Southeastern Section–56th Annual Meeting (29–30 March 2007)

Paper No. 1
Presentation Time: 8:00 AM-12:00 PM


HARDIN, P.L., ROSENBLATT, Megan, TINLEY, Matt J. and BEUTEL, Erin K., Geology and Environmental Geosciences, College of Charleston, 66 George St, Charleston, SC 29424,

The Pacific basin is surrounded by retreating subduction zones and continental keels. As a subducting slab rolls back it forces the viscous mantle to move laterally resulting in high and low pressure, in confined areas such as the Pacific Basin we would expect to see high pressure. Both the subducting slabs and the continental keels are continuing to close in on the Pacific Basin, effectively shrinking the box thus increasing the pressure because the mantle within that box is largely confined. The mantle may exit through one or more of these tectonic settings; oceanic spreading centers, slab windows, or hotspots in the Pacific Plate.
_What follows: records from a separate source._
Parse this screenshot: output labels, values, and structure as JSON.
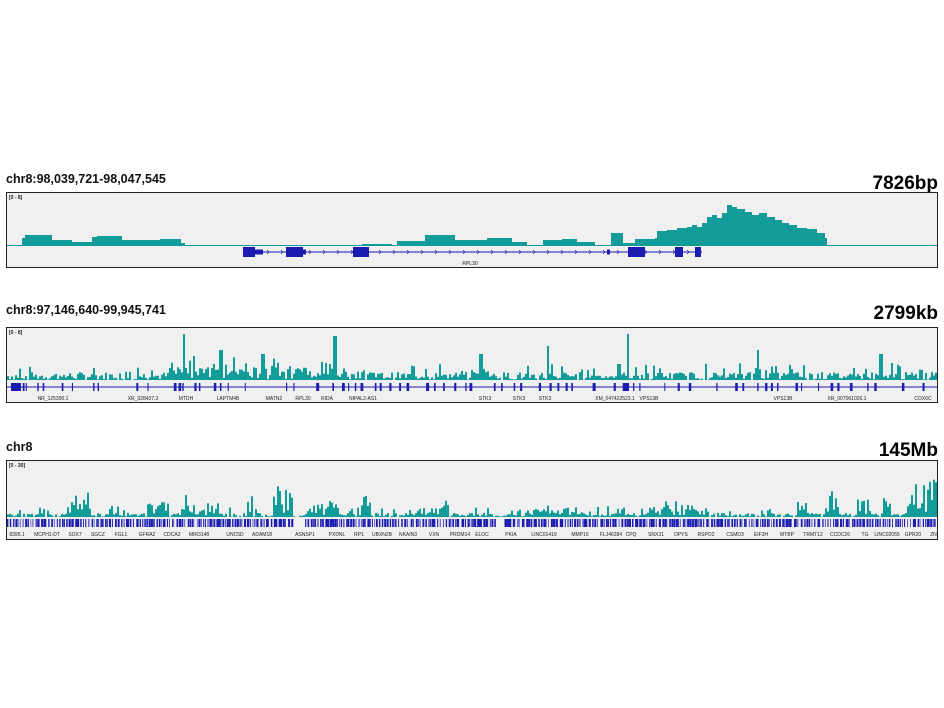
{
  "colors": {
    "signal": "#119c9a",
    "gene": "#1c1cb0",
    "track_bg": "#f0f0f0",
    "border": "#222222"
  },
  "panels": [
    {
      "locus": "chr8:98,039,721-98,047,545",
      "span": "7826bp",
      "scale": "[0 - 8]",
      "genes": [
        "RPL30"
      ]
    },
    {
      "locus": "chr8:97,146,640-99,945,741",
      "span": "2799kb",
      "scale": "[0 - 8]",
      "genes": [
        "NR_125390.1",
        "XR_928437.3",
        "MTDH",
        "LAPTM4B",
        "MATN2",
        "RPL30",
        "RIDA",
        "NIPAL2-AS1",
        "STK3",
        "STK3",
        "STK3",
        "XM_047422523.1",
        "VPS13B",
        "VPS13B",
        "XR_007061026.1",
        "COX6C"
      ]
    },
    {
      "locus": "chr8",
      "span": "145Mb",
      "scale": "[0 - 30]",
      "genes": [
        "8395.1",
        "MCPH1-DT",
        "SOX7",
        "SGCZ",
        "FGL1",
        "GFRA2",
        "CDCA2",
        "MIR3148",
        "UNC5D",
        "ADAM18",
        "ASNSP1",
        "PXDNL",
        "RP1",
        "UBXN2B",
        "NKAIN3",
        "VXN",
        "PRDM14",
        "ELOC",
        "PKIA",
        "LINC01419",
        "MMP16",
        "FLJ46284",
        "CPQ",
        "SNX31",
        "DPYS",
        "RSPO2",
        "CSMD3",
        "EIF3H",
        "MTBP",
        "TRMT12",
        "CCDC26",
        "TG",
        "LINC02055",
        "GPR20",
        "ZNF"
      ]
    }
  ]
}
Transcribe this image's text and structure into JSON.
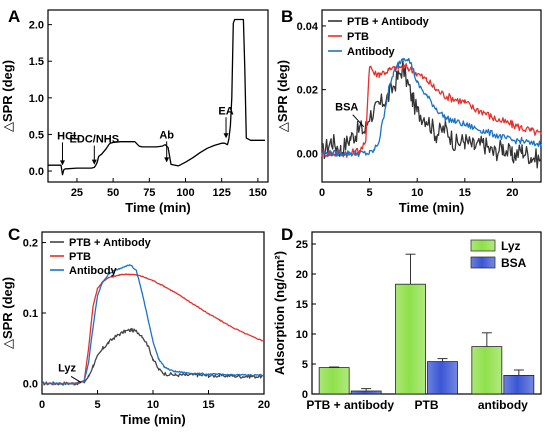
{
  "chart_data": [
    {
      "panel": "A",
      "type": "line",
      "xlabel": "Time (min)",
      "ylabel": "△SPR (deg)",
      "xlim": [
        5,
        157
      ],
      "ylim": [
        -0.15,
        2.2
      ],
      "xticks": [
        25,
        50,
        75,
        100,
        125,
        150
      ],
      "yticks": [
        0.0,
        0.5,
        1.0,
        1.5,
        2.0
      ],
      "ytick_labels": [
        "0.0",
        "0.5",
        "1.0",
        "1.5",
        "2.0"
      ],
      "series": [
        {
          "color": "#000000",
          "x": [
            5,
            10,
            14,
            15,
            16,
            17,
            18,
            25,
            35,
            37,
            38,
            39,
            40,
            42,
            45,
            47,
            48,
            50,
            55,
            62,
            65,
            66,
            67,
            68,
            70,
            75,
            80,
            84,
            86,
            88,
            90,
            95,
            100,
            105,
            110,
            115,
            120,
            125,
            127,
            128,
            129,
            130,
            131,
            132,
            133,
            134,
            140,
            141,
            142,
            145,
            150,
            155
          ],
          "y": [
            0.08,
            0.08,
            0.08,
            -0.05,
            0.02,
            0.03,
            0.03,
            0.04,
            0.04,
            0.05,
            0.08,
            0.12,
            0.2,
            0.23,
            0.3,
            0.36,
            0.38,
            0.39,
            0.4,
            0.4,
            0.4,
            0.38,
            0.36,
            0.34,
            0.33,
            0.33,
            0.33,
            0.34,
            0.36,
            0.32,
            0.09,
            0.07,
            0.12,
            0.18,
            0.25,
            0.31,
            0.35,
            0.38,
            0.38,
            0.37,
            0.36,
            0.44,
            0.62,
            1.0,
            2.02,
            2.07,
            2.07,
            1.4,
            0.45,
            0.42,
            0.42,
            0.42
          ]
        }
      ],
      "annotations": [
        {
          "text": "HCL",
          "x": 15,
          "y": 0.05
        },
        {
          "text": "EDC/NHS",
          "x": 37,
          "y": 0.06
        },
        {
          "text": "Ab",
          "x": 87,
          "y": 0.09
        },
        {
          "text": "EA",
          "x": 128,
          "y": 0.42
        }
      ]
    },
    {
      "panel": "B",
      "type": "line",
      "xlabel": "Time (min)",
      "ylabel": "△SPR (deg)",
      "xlim": [
        0,
        23
      ],
      "ylim": [
        -0.009,
        0.045
      ],
      "xticks": [
        0,
        5,
        10,
        15,
        20
      ],
      "yticks": [
        0.0,
        0.02,
        0.04
      ],
      "ytick_labels": [
        "0.00",
        "0.02",
        "0.04"
      ],
      "legend_position": "top-left",
      "series": [
        {
          "name": "PTB + Antibody",
          "color": "#333333",
          "x": [
            0,
            1,
            2,
            3,
            3.5,
            4,
            4.5,
            5,
            5.5,
            6,
            7,
            8,
            8.5,
            9,
            9.5,
            10,
            11,
            12,
            13,
            14,
            15,
            16,
            17,
            18,
            19,
            20,
            21,
            22,
            23
          ],
          "y": [
            0.0,
            0.004,
            0.001,
            0.005,
            0.006,
            0.008,
            0.007,
            0.012,
            0.013,
            0.015,
            0.018,
            0.024,
            0.027,
            0.022,
            0.017,
            0.013,
            0.011,
            0.006,
            0.008,
            0.003,
            0.004,
            0.002,
            0.003,
            0.0,
            0.002,
            -0.001,
            0.001,
            -0.001,
            -0.002
          ]
        },
        {
          "name": "PTB",
          "color": "#e8302a",
          "x": [
            0,
            1,
            2,
            3,
            4,
            4.6,
            4.8,
            5,
            5.5,
            6,
            7,
            8,
            9,
            10,
            11,
            12,
            13,
            14,
            15,
            16,
            17,
            18,
            19,
            20,
            21,
            22,
            23
          ],
          "y": [
            0.0,
            0.0,
            0.0,
            0.0,
            0.001,
            0.003,
            0.018,
            0.028,
            0.025,
            0.025,
            0.026,
            0.027,
            0.027,
            0.025,
            0.023,
            0.02,
            0.018,
            0.017,
            0.016,
            0.014,
            0.013,
            0.011,
            0.01,
            0.009,
            0.008,
            0.007,
            0.006
          ]
        },
        {
          "name": "Antibody",
          "color": "#1a73c9",
          "x": [
            0,
            1,
            2,
            3,
            4,
            5,
            5.5,
            6,
            6.5,
            7,
            7.5,
            8,
            8.5,
            9,
            9.5,
            10,
            11,
            12,
            13,
            14,
            15,
            16,
            17,
            18,
            19,
            20,
            21,
            22,
            23
          ],
          "y": [
            0.0,
            0.0,
            0.0,
            0.0,
            0.0,
            0.0,
            0.001,
            0.004,
            0.012,
            0.02,
            0.025,
            0.028,
            0.03,
            0.03,
            0.027,
            0.022,
            0.018,
            0.014,
            0.011,
            0.01,
            0.009,
            0.008,
            0.007,
            0.006,
            0.005,
            0.004,
            0.004,
            0.003,
            0.003
          ]
        }
      ],
      "annotations": [
        {
          "text": "BSA",
          "x": 4.7,
          "y": 0.009
        }
      ]
    },
    {
      "panel": "C",
      "type": "line",
      "xlabel": "Time (min)",
      "ylabel": "△SPR (deg)",
      "xlim": [
        0,
        20
      ],
      "ylim": [
        -0.015,
        0.215
      ],
      "xticks": [
        0,
        5,
        10,
        15,
        20
      ],
      "yticks": [
        0.0,
        0.1,
        0.2
      ],
      "ytick_labels": [
        "0.0",
        "0.1",
        "0.2"
      ],
      "legend_position": "top-left",
      "series": [
        {
          "name": "PTB + Antibody",
          "color": "#444444",
          "x": [
            0,
            1,
            2,
            3,
            3.8,
            4.2,
            4.6,
            5,
            5.5,
            6,
            6.5,
            7,
            7.5,
            8,
            8.5,
            9,
            9.5,
            10,
            10.5,
            11,
            12,
            13,
            14,
            15,
            16,
            17,
            18,
            19,
            20
          ],
          "y": [
            0.0,
            0.0,
            0.0,
            0.0,
            0.002,
            0.01,
            0.025,
            0.038,
            0.05,
            0.058,
            0.065,
            0.07,
            0.074,
            0.076,
            0.074,
            0.068,
            0.055,
            0.035,
            0.02,
            0.014,
            0.012,
            0.012,
            0.012,
            0.011,
            0.011,
            0.011,
            0.01,
            0.01,
            0.01
          ]
        },
        {
          "name": "PTB",
          "color": "#e8302a",
          "x": [
            0,
            1,
            2,
            3,
            3.8,
            4.2,
            4.6,
            5,
            5.5,
            6,
            6.5,
            7,
            7.5,
            8,
            8.5,
            9,
            10,
            11,
            12,
            13,
            14,
            15,
            16,
            17,
            18,
            19,
            20
          ],
          "y": [
            0.0,
            0.0,
            0.0,
            0.0,
            0.003,
            0.05,
            0.11,
            0.135,
            0.145,
            0.15,
            0.152,
            0.154,
            0.155,
            0.155,
            0.154,
            0.152,
            0.146,
            0.138,
            0.129,
            0.119,
            0.109,
            0.099,
            0.09,
            0.081,
            0.073,
            0.066,
            0.06
          ]
        },
        {
          "name": "Antibody",
          "color": "#1a73c9",
          "x": [
            0,
            1,
            2,
            3,
            3.8,
            4.2,
            4.6,
            5,
            5.5,
            6,
            6.5,
            7,
            7.5,
            8,
            8.5,
            9,
            9.5,
            10,
            10.5,
            11,
            11.5,
            12,
            13,
            14,
            15,
            16,
            17,
            18,
            19,
            20
          ],
          "y": [
            0.0,
            0.0,
            0.0,
            0.0,
            0.003,
            0.03,
            0.08,
            0.125,
            0.145,
            0.155,
            0.16,
            0.163,
            0.167,
            0.168,
            0.16,
            0.13,
            0.095,
            0.06,
            0.035,
            0.024,
            0.019,
            0.017,
            0.015,
            0.014,
            0.013,
            0.013,
            0.012,
            0.012,
            0.012,
            0.012
          ]
        }
      ],
      "annotations": [
        {
          "text": "Lyz",
          "x": 3.7,
          "y": 0.0
        }
      ]
    },
    {
      "panel": "D",
      "type": "bar",
      "xlabel": "",
      "ylabel": "Adsorption (ng/cm²)",
      "ylim": [
        0,
        27
      ],
      "yticks": [
        0,
        5,
        10,
        15,
        20,
        25
      ],
      "ytick_labels": [
        "0",
        "5",
        "10",
        "15",
        "20",
        "25"
      ],
      "categories": [
        "PTB + antibody",
        "PTB",
        "antibody"
      ],
      "legend_position": "top-right",
      "series": [
        {
          "name": "Lyz",
          "color": "#8fe04a",
          "values": [
            4.4,
            18.3,
            7.9
          ],
          "errors": [
            0.1,
            5.0,
            2.3
          ]
        },
        {
          "name": "BSA",
          "color": "#3a56d4",
          "values": [
            0.5,
            5.4,
            3.1
          ],
          "errors": [
            0.4,
            0.5,
            0.9
          ]
        }
      ]
    }
  ]
}
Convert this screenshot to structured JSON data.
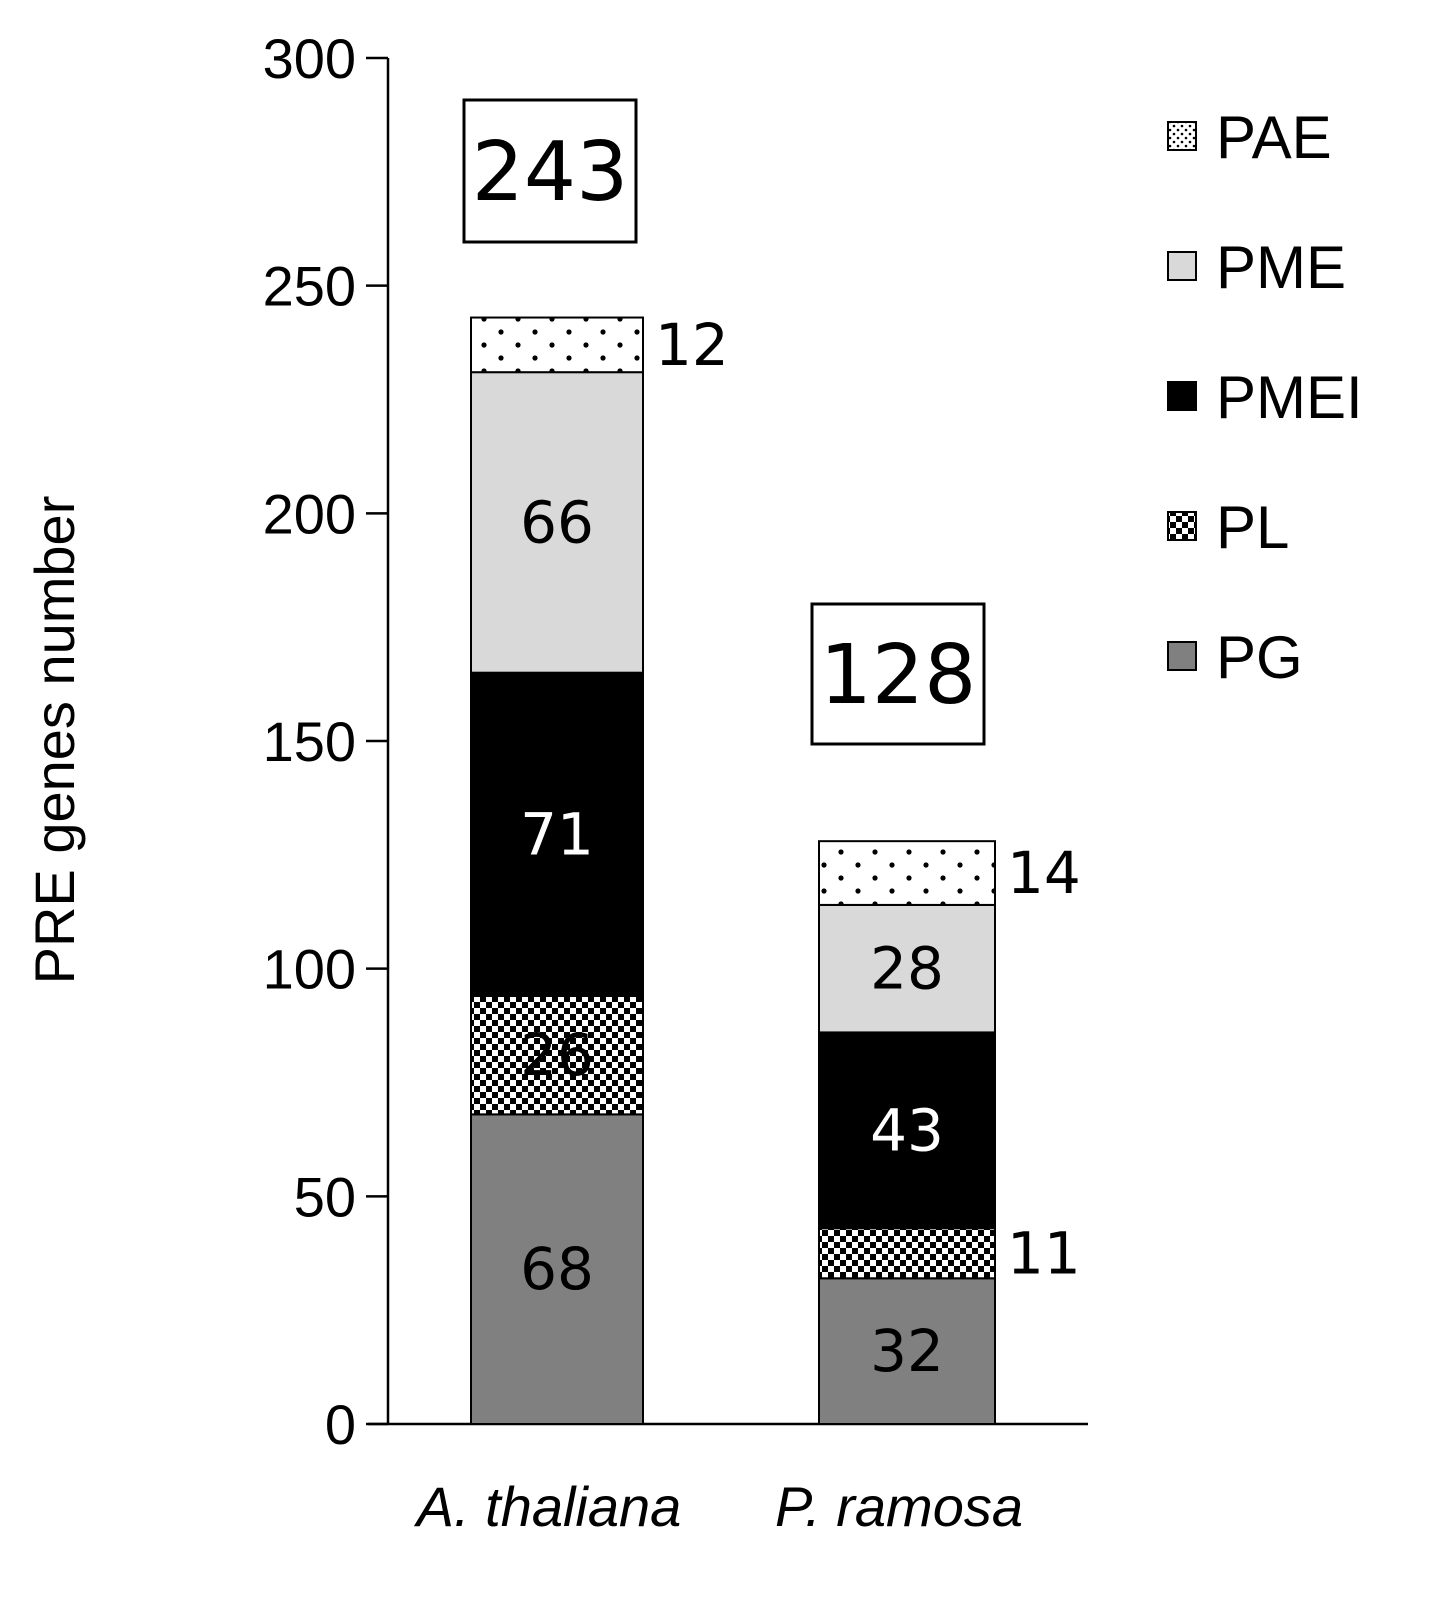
{
  "chart_data": {
    "type": "bar",
    "stacked": true,
    "ylabel": "PRE genes number",
    "ylim": [
      0,
      300
    ],
    "yticks": [
      0,
      50,
      100,
      150,
      200,
      250,
      300
    ],
    "categories": [
      "A. thaliana",
      "P. ramosa"
    ],
    "series": [
      {
        "name": "PG",
        "values": [
          68,
          32
        ],
        "color": "#808080",
        "pattern": "solid"
      },
      {
        "name": "PL",
        "values": [
          26,
          11
        ],
        "color": "#ffffff",
        "pattern": "checker"
      },
      {
        "name": "PMEI",
        "values": [
          71,
          43
        ],
        "color": "#000000",
        "pattern": "solid"
      },
      {
        "name": "PME",
        "values": [
          66,
          28
        ],
        "color": "#d9d9d9",
        "pattern": "solid"
      },
      {
        "name": "PAE",
        "values": [
          12,
          14
        ],
        "color": "#ffffff",
        "pattern": "dots"
      }
    ],
    "totals": [
      243,
      128
    ],
    "legend_position": "top-right",
    "legend_order": [
      "PAE",
      "PME",
      "PMEI",
      "PL",
      "PG"
    ],
    "grid": false
  }
}
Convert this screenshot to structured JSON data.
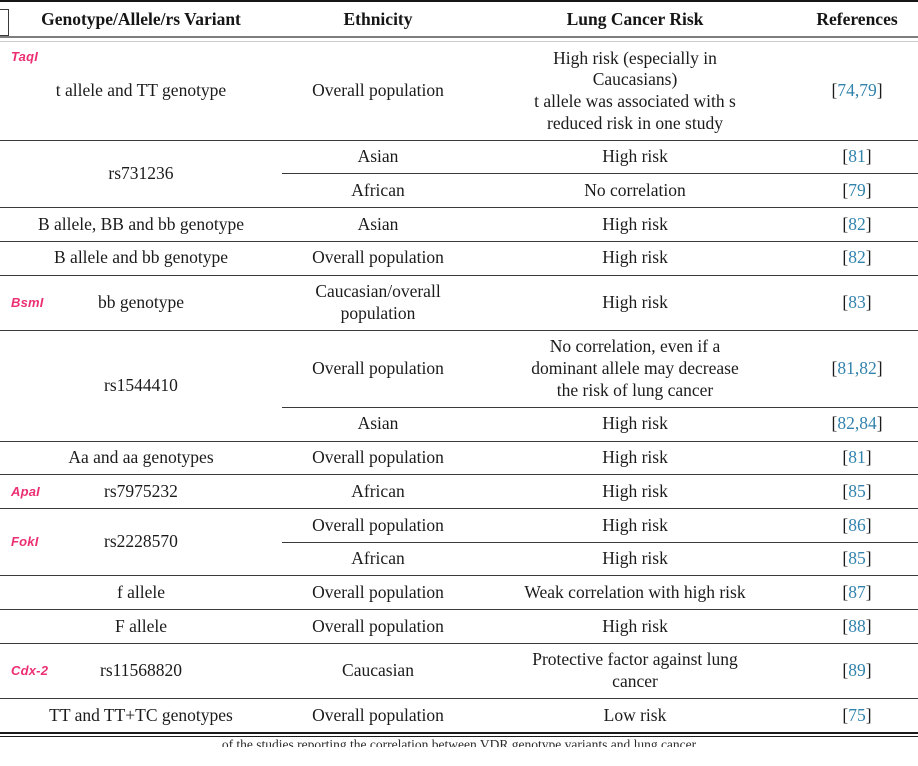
{
  "table": {
    "columns": [
      "Genotype/Allele/rs Variant",
      "Ethnicity",
      "Lung Cancer Risk",
      "References"
    ],
    "rows": [
      {
        "enzyme": "TaqI",
        "enzyme_pos": "top",
        "genotype": "t allele and TT genotype",
        "subrows": [
          {
            "ethnicity": "Overall population",
            "risk": "High risk (especially in\nCaucasians)\nt allele was associated with s\nreduced risk in one study",
            "refs": "74,79"
          }
        ]
      },
      {
        "genotype": "rs731236",
        "subrows": [
          {
            "ethnicity": "Asian",
            "risk": "High risk",
            "refs": "81"
          },
          {
            "ethnicity": "African",
            "risk": "No correlation",
            "refs": "79"
          }
        ]
      },
      {
        "genotype": "B allele, BB and bb genotype",
        "subrows": [
          {
            "ethnicity": "Asian",
            "risk": "High risk",
            "refs": "82"
          }
        ]
      },
      {
        "genotype": "B allele and bb genotype",
        "subrows": [
          {
            "ethnicity": "Overall population",
            "risk": "High risk",
            "refs": "82"
          }
        ]
      },
      {
        "enzyme": "BsmI",
        "genotype": "bb genotype",
        "subrows": [
          {
            "ethnicity": "Caucasian/overall\npopulation",
            "risk": "High risk",
            "refs": "83"
          }
        ]
      },
      {
        "genotype": "rs1544410",
        "subrows": [
          {
            "ethnicity": "Overall population",
            "risk": "No correlation, even if a\ndominant allele may decrease\nthe risk of lung cancer",
            "refs": "81,82"
          },
          {
            "ethnicity": "Asian",
            "risk": "High risk",
            "refs": "82,84"
          }
        ]
      },
      {
        "genotype": "Aa and aa genotypes",
        "subrows": [
          {
            "ethnicity": "Overall population",
            "risk": "High risk",
            "refs": "81"
          }
        ]
      },
      {
        "enzyme": "ApaI",
        "genotype": "rs7975232",
        "subrows": [
          {
            "ethnicity": "African",
            "risk": "High risk",
            "refs": "85"
          }
        ]
      },
      {
        "enzyme": "FokI",
        "genotype": "rs2228570",
        "subrows": [
          {
            "ethnicity": "Overall population",
            "risk": "High risk",
            "refs": "86"
          },
          {
            "ethnicity": "African",
            "risk": "High risk",
            "refs": "85"
          }
        ]
      },
      {
        "genotype": "f allele",
        "subrows": [
          {
            "ethnicity": "Overall population",
            "risk": "Weak correlation with high risk",
            "refs": "87"
          }
        ]
      },
      {
        "genotype": "F allele",
        "subrows": [
          {
            "ethnicity": "Overall population",
            "risk": "High risk",
            "refs": "88"
          }
        ]
      },
      {
        "enzyme": "Cdx-2",
        "genotype": "rs11568820",
        "subrows": [
          {
            "ethnicity": "Caucasian",
            "risk": "Protective factor against lung\ncancer",
            "refs": "89"
          }
        ]
      },
      {
        "genotype": "TT and TT+TC genotypes",
        "subrows": [
          {
            "ethnicity": "Overall population",
            "risk": "Low risk",
            "refs": "75"
          }
        ]
      }
    ]
  },
  "refs_brackets": {
    "open": "[",
    "close": "]"
  },
  "clipped_caption": "of the studies reporting the correlation between VDR genotype variants and lung cancer",
  "colors": {
    "enzyme_pink": "#ec2f73",
    "reference_blue": "#3182ad"
  }
}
To determine if slab rollback and thereby the increased mantle pressure could be responsible for ridge and/or hotspot output, the volumetric output at the Pacific mid-ocean ridge and the volumetric change of the confined Pacific Basin were calculated for the past 15 million years. The comparison between ridge output and volume change of Pacific Basin will imply one of three different scenarios: (1) output of ridge is greater than the volume change of the basin suggesting a deep source of material extruded; (2) output of ridge is approximately equal to volume change indicating equilibrium between mantle and ridge processes with no contribution to horizontal mantle flow; (3) output of ridge is less than the volume change of the basin implying that mantle must escape through slab windows and hotspots.